In the middle of the Great Brain's shenanigans, a poor Jewish storeowner starves to death without anyone realizing what's going on, prompting the townsfolk to do a little self-reflection on their own selfishness and religious discrimination issues. Unfortunately, they don't seem to do anything more than talk about it.
In the second half of the book, eldest brother Sweyn D. heads off to a Catholic boarding school in Salt Lake City, leaving the Great Brain and John D. behind.
The beginning of the school year brings a few new surprises. The boys' friend Andy Anderson doesn't come to school because he stepped on a rusty nail and now has to have his leg amputated. (Yes, that's what happened when you stepped on a rusty nail in 1896.) Also, there's a new teacher in town, Mr. Standish, who dares to paddle the Great Brain—with an actual paddle. (That's what happened when you acted up in school in 1896.)
The Great Brain swears revenge and orchestrates a plot to convince the town's grown-ups that Mr. Standish is a secret drunk. This is Tom's greatest scheme yet, and it almost works until Papa figures it out and Tom has to confess. He still comes away from the experience smelling like a rose, though, even earning Mr. Standish's eternal gratitude and the respect of his peers all in one go.
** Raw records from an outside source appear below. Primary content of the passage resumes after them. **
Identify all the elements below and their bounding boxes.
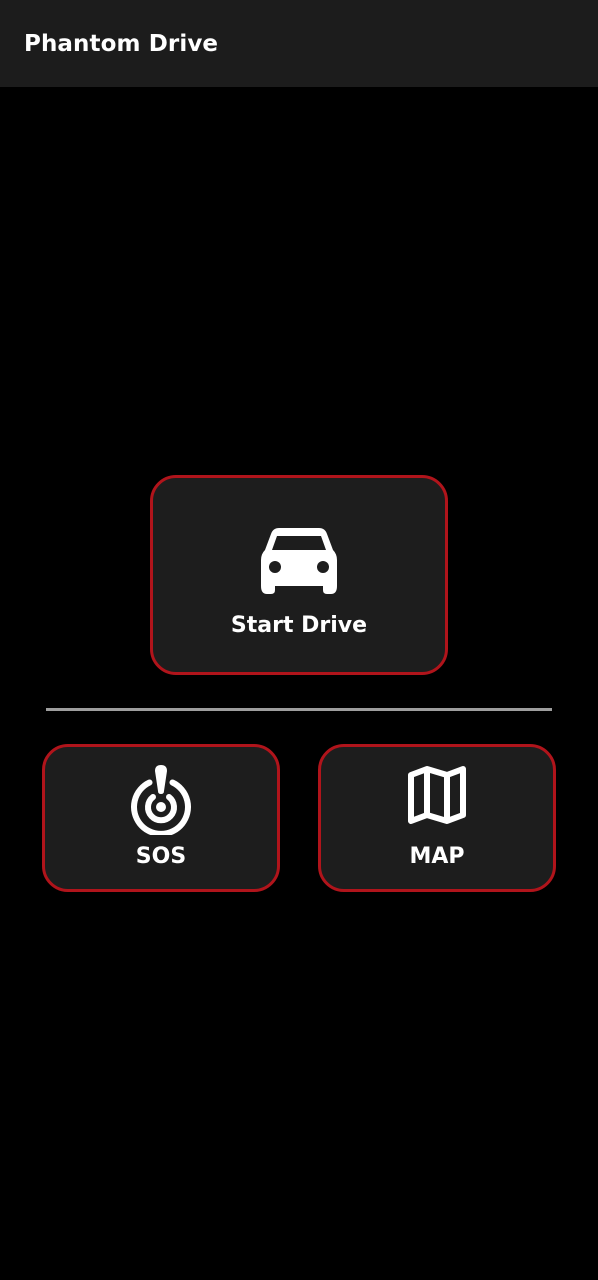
app-title: Phantom Drive: [24, 31, 219, 57]
sos-label: SOS: [135, 844, 187, 869]
map-button[interactable]: MAP: [318, 744, 556, 892]
start-drive-button[interactable]: Start Drive: [150, 475, 448, 675]
car-icon: [261, 528, 337, 594]
divider: [46, 708, 552, 711]
app-bar: Phantom Drive: [0, 0, 598, 87]
start-drive-label: Start Drive: [230, 613, 368, 638]
map-label: MAP: [409, 844, 465, 869]
sos-button[interactable]: SOS: [42, 744, 280, 892]
map-icon: [408, 766, 466, 824]
sos-beacon-icon: [131, 765, 191, 835]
In November, Andy returns to school, very glum because he can't play a lot of games or do his chores with his new peg leg. Andy does, however, have an erector set—an erector set which catches the eye of the Great Brain.
You know where this is going, right? Tom agrees to teach Andy to play games and do his chores on one leg in exchange for the erector set. Tom succeeds beyond anyone's wildest dreams, and then, when Andy thanks Tom for helping him get his life back, the unthinkable happens: Tom realizes that he actually likes doing good. In fact, helping others makes him feel good. Whoa. Then, because it's Christmas, he lets Andy keep the erector set.
Anachronism alert: Erector sets didn't come along until 1913, but we'll let Fitzgerald get away with it (source).